12 avril 2018

Le Cinéma de Roberto Rossellini IV. 1960-1971

Era notte a Roma (Les Évadés de la nuit), 1960
Le film peut sans problème occuper sa digne place dans le sillon pourtant déjà bien creusé par Rossellini avec ses premiers films néoréalistes tournés au cœur du drame de la Seconde guerre mondiale (Paisà, Rome ville ouverte, Allemagne année zéro). Même esthétiquement, c'est du même tonneau. À vrai dire, j'ai été surpris de découvrir après coup qu'il datait de 1960, tant on a vraiment l'impression de vivre une actualité encore brûlante pour l'Italie, y compris dans l'aspect technique du film.

Le cinéaste fait un nouveau portrait absolument sublime de femme forte (magnifique Giovanna Ralli), sans aucun angélisme. Ce n'est évidemment pas innocent s'il nous la fait d'abord apparaître sous les traits d'une nonne avant de révéler qu'il s'agit d'un jeu de dupe et qu'à ce stade pour elle, face aux nécessités cruelles de la guerre et de ses privations, la fin justifie les moyens. Car même si la victoire des Alliés est imminente, l'avenir reste incertain et la botte fasciste n'a pas l'intention de se retirer. Les personnages vont véritablement être acculés, sommés de choisir puis d'assumer ces choix, au prix de tragiques sacrifices.
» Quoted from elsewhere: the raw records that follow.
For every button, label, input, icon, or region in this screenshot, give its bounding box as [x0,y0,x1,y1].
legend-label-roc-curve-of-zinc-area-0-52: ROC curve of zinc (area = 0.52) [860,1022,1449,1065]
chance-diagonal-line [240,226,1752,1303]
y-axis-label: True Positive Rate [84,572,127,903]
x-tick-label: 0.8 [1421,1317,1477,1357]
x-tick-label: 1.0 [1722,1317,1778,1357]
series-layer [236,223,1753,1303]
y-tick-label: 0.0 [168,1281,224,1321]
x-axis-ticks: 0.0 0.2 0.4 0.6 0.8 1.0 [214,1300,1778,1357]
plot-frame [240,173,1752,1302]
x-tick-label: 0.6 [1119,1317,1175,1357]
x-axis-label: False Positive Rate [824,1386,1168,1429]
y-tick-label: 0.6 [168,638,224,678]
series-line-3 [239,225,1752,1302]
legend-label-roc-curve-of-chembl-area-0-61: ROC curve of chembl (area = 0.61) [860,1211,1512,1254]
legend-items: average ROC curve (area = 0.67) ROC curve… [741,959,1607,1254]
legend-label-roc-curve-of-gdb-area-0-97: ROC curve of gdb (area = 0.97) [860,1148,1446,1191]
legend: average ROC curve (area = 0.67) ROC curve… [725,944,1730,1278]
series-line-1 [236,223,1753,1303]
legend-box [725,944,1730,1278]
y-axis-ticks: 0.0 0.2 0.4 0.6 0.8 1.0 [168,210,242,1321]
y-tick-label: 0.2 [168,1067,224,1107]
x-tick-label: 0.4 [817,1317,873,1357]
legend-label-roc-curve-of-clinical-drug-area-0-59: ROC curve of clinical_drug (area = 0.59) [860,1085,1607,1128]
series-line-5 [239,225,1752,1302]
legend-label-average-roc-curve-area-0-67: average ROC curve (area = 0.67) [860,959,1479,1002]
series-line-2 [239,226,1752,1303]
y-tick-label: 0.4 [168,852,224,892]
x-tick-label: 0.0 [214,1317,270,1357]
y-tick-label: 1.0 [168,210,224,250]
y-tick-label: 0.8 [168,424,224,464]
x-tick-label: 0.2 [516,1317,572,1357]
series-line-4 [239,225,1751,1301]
J'ai été un peu gêné au début par les interprétations plutôt mollassonnes des trois officiers étrangers en cavale, qui de façon improbable conservent leurs tenues militaires alors qu'ils devraient rester discret. Mais en travaillant une nouvelle fois sur la durée — le film fait plus de 2h — Rossellini réussit à nous faire partager les existences de cette petit communauté, dont les relations vont évoluer au fil des mois, où la vie reprendra même parfois ses droits, petite lueur de joie au sein d'une sombre époque (très belle soirée de Noël). Un peu à l'image du personnage de Renato Salvatori, irrésistible et drôle, et comme échappé d'une comédie italienne, mais pas ridicule pour autant. Le film prend ainsi les proportions d'un vaste tableau, touchant d'humanité. L'amitié entre les trois soldats, américain, anglais et soviétique, est en soi une ode courageuse à la fraternité et à la paix, surtout pour le public de 1960.




La Prise de pouvoir par Louis XIV, 1966
La chronique de ce téléfilm tourné par Rossellini pour l'ORTF, mais distribué en salle en France, a été précédemment publiée sur DVDClassik...
















Socrate, 1971 
Produit par la RAI dans la continuité des productions télévisées pédagogiques de Rossellini, et précédant ses Pascal et Descartes, ce téléfilm pêche un peu par son manque de moyens. Pour figurer l'antique Athènes, le réalisateur est contraint d'utiliser un pauvre village espagnol aux maisons de pierres bien anachroniques. Il y a bien une esplanade avec des temples à colonnes et une maquette du Parthénon, mais dès que les personnages s'éloignent un peu, le paysage ne dupe personne. Détail amusant, certaines maisons ont été repeintes entre deux scènes pour donner l'illusion d'un autre lieu. Les quelques plans de foules sont eux aussi bien rigolos quand on s'attarde sur le manque de conviction des figurants aux arrières-plans (si on est un spectateur un peu pervers). 

Évidemment, pour Rossellini comme pour Pasolini approchant le monde antique, le faste de la reconstitution n'est pas la préoccupation première. L'essentiel est bien dans le texte et les dialogues, dans la transmission des idées, d'une voix. Aidé de son fidèle historien Jean-Dominique de La Rochefoucauld, Rossellini choisit de raconter les derniers jours du philosophe grec, faisant ainsi le point sur son enseignement, et reconstituant scrupuleusement son procès et sa mort, entouré de ses disciples aimants. J'ai bien aimé la caractérisation du protagoniste, qui correspond bien à l'idée que je m'en fais : un type qui finit toujours par confronter ses interlocuteurs à leurs contradictions, aux paradoxes de leur pensées, et les voyant quitter ces conversations bien agacés. La situation politique de l'époque — le "siècle de Périclès" — est abordée mais ça reste assez complexe et il faut rester bien concentré pour espérer tout suivre. Il s'agit néanmoins d'une œuvre rare et au final tout à fait convaincante, d'autant plus qu'il n'existe à ma connaissance aucune fiction spécifiquement consacrée au vénérable philosophe.